As per the FDI Policy, the Indian entities that make the downstream investment are mandated to get investment amounts from outside of India and not domestically available funds. However, the downstream investments may further be made through internal accruals, wherein internal accruals refer to the profits that are transferred to the reserve account after the payment of taxes.
Reporting Requirements for Downstream Investments: Under the Foreign Exchange Management (Mode of Payment and Reporting of Non-Debt Instruments) Regulations, 2019 (“NDI Regulations”) which are to be read with the NDI Rules, mentions the reporting requirements for a person resident outside India shall have to report any investment in India. With specific emphasis on the downstream investments, an Indian entity/investment vehicle that makes the downstream investment in another Indian entity, which is the indirect foreign investment for the investee Indian entity as per the NDI Rules, shall notify the Secretariat for Industrial Assistance, Department for Promotion of Industry and Internal Trade (DPIIT) of such investment within 30 (thirty) days from such investment.
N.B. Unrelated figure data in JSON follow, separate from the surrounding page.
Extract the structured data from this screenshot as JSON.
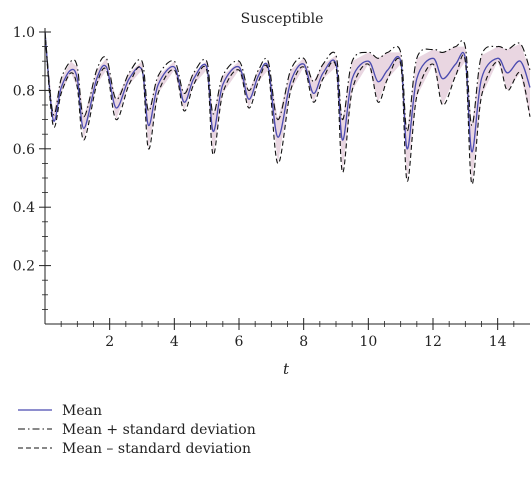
{
  "chart_data": {
    "type": "line",
    "title": "Susceptible",
    "xlabel": "t",
    "ylabel": "",
    "xlim": [
      0,
      15
    ],
    "ylim": [
      0,
      1.0
    ],
    "x_ticks": [
      "2",
      "4",
      "6",
      "8",
      "10",
      "12",
      "14"
    ],
    "y_ticks": [
      "0.2",
      "0.4",
      "0.6",
      "0.8",
      "1.0"
    ],
    "grid": false,
    "legend_position": "bottom-left",
    "band_color": "#e9d6e1",
    "mean_color": "#4b4bb0",
    "sd_color": "#111111",
    "series": [
      {
        "name": "Mean",
        "style": "solid",
        "x": [
          0,
          0.25,
          0.5,
          0.8,
          1.0,
          1.2,
          1.6,
          1.9,
          2.2,
          2.6,
          3.0,
          3.2,
          3.5,
          4.0,
          4.3,
          4.6,
          5.0,
          5.2,
          5.5,
          6.0,
          6.3,
          6.6,
          6.9,
          7.2,
          7.6,
          8.0,
          8.3,
          8.6,
          9.0,
          9.2,
          9.5,
          10.0,
          10.3,
          10.6,
          11.0,
          11.2,
          11.5,
          12.0,
          12.3,
          12.7,
          13.0,
          13.2,
          13.5,
          14.0,
          14.3,
          14.7,
          15.0
        ],
        "values": [
          1.0,
          0.7,
          0.81,
          0.87,
          0.84,
          0.67,
          0.84,
          0.88,
          0.74,
          0.84,
          0.87,
          0.68,
          0.82,
          0.88,
          0.76,
          0.84,
          0.88,
          0.66,
          0.82,
          0.88,
          0.77,
          0.85,
          0.88,
          0.64,
          0.83,
          0.89,
          0.79,
          0.86,
          0.89,
          0.63,
          0.84,
          0.9,
          0.83,
          0.87,
          0.9,
          0.6,
          0.84,
          0.91,
          0.84,
          0.89,
          0.91,
          0.59,
          0.84,
          0.91,
          0.86,
          0.9,
          0.81
        ]
      },
      {
        "name": "Mean + standard deviation",
        "style": "dashdot",
        "x": [
          0,
          0.25,
          0.5,
          0.8,
          1.0,
          1.2,
          1.6,
          1.9,
          2.2,
          2.6,
          3.0,
          3.2,
          3.5,
          4.0,
          4.3,
          4.6,
          5.0,
          5.2,
          5.5,
          6.0,
          6.3,
          6.6,
          6.9,
          7.2,
          7.6,
          8.0,
          8.3,
          8.6,
          9.0,
          9.2,
          9.5,
          10.0,
          10.3,
          10.6,
          11.0,
          11.2,
          11.5,
          12.0,
          12.3,
          12.7,
          13.0,
          13.2,
          13.5,
          14.0,
          14.3,
          14.7,
          15.0
        ],
        "values": [
          1.0,
          0.72,
          0.84,
          0.9,
          0.88,
          0.71,
          0.87,
          0.91,
          0.77,
          0.86,
          0.9,
          0.73,
          0.85,
          0.9,
          0.79,
          0.86,
          0.9,
          0.72,
          0.85,
          0.9,
          0.8,
          0.87,
          0.9,
          0.7,
          0.87,
          0.91,
          0.83,
          0.89,
          0.92,
          0.7,
          0.9,
          0.93,
          0.91,
          0.93,
          0.93,
          0.66,
          0.91,
          0.94,
          0.93,
          0.95,
          0.95,
          0.68,
          0.92,
          0.95,
          0.94,
          0.96,
          0.87
        ]
      },
      {
        "name": "Mean – standard deviation",
        "style": "dashed",
        "x": [
          0,
          0.25,
          0.5,
          0.8,
          1.0,
          1.2,
          1.6,
          1.9,
          2.2,
          2.6,
          3.0,
          3.2,
          3.5,
          4.0,
          4.3,
          4.6,
          5.0,
          5.2,
          5.5,
          6.0,
          6.3,
          6.6,
          6.9,
          7.2,
          7.6,
          8.0,
          8.3,
          8.6,
          9.0,
          9.2,
          9.5,
          10.0,
          10.3,
          10.6,
          11.0,
          11.2,
          11.5,
          12.0,
          12.3,
          12.7,
          13.0,
          13.2,
          13.5,
          14.0,
          14.3,
          14.7,
          15.0
        ],
        "values": [
          1.0,
          0.68,
          0.79,
          0.86,
          0.81,
          0.63,
          0.82,
          0.87,
          0.7,
          0.82,
          0.87,
          0.6,
          0.79,
          0.87,
          0.73,
          0.82,
          0.87,
          0.58,
          0.79,
          0.87,
          0.74,
          0.83,
          0.87,
          0.55,
          0.8,
          0.88,
          0.76,
          0.84,
          0.88,
          0.52,
          0.8,
          0.89,
          0.76,
          0.84,
          0.89,
          0.49,
          0.78,
          0.89,
          0.75,
          0.85,
          0.9,
          0.48,
          0.78,
          0.9,
          0.8,
          0.86,
          0.71
        ]
      }
    ]
  }
}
It is noted that such notification is required under the NDI Regulations in circumstances wherein the equity instruments have not been allotted along with the modality of investment in new or existing ventures.
Further, another reporting requirement under the NDI Regulations for the Indian entity/investment vehicle that makes the downstream investment under the NDI Rules shall be required to file Form ‘DI’ with the RBI within a period of 30 (thirty) days from the equity instruments allotment date. However, in the event, the Indian entity which is responsible for the filing of reports provided under Regulation 4 of the NDI Regulations doesn’t complete the reporting requirements, a late submission fee (amount as decided by the RBI in consultation with the Central Government) shall be payable by such person/entity.
Conclusion: Downstream investment is certainly a common business strategy in India. While the FDI Policy prescribes restrictions including entry points, sectoral caps, pricing guidelines, and other ancillary requirements, which would apply to downstream investments, the NDI Rules present this legal configuration and levy certain constraints and reporting requirements on Indian companies making downstream investments. To ensure a smooth and successful downstream investment strategy, Indian companies must adhere to the regulatory guidelines and restrictions to avoid any legal complications. However, it is crucial to establish a comprehensive legal framework that provides clear provisions regarding the treatment of FOCC, pricing regulations, and reporting obligations upon the FOCC entity making foreign investment in another Indian entity. The Central Government and RBI have formulated a robust structure that was initially intended to control such foreign investments being completed indirectly and routed through other Indian entities, however, the NDI Rules read with the FDI Policy regularly require clarifications to facilitate a transparent and efficient downstream investment ecosystem.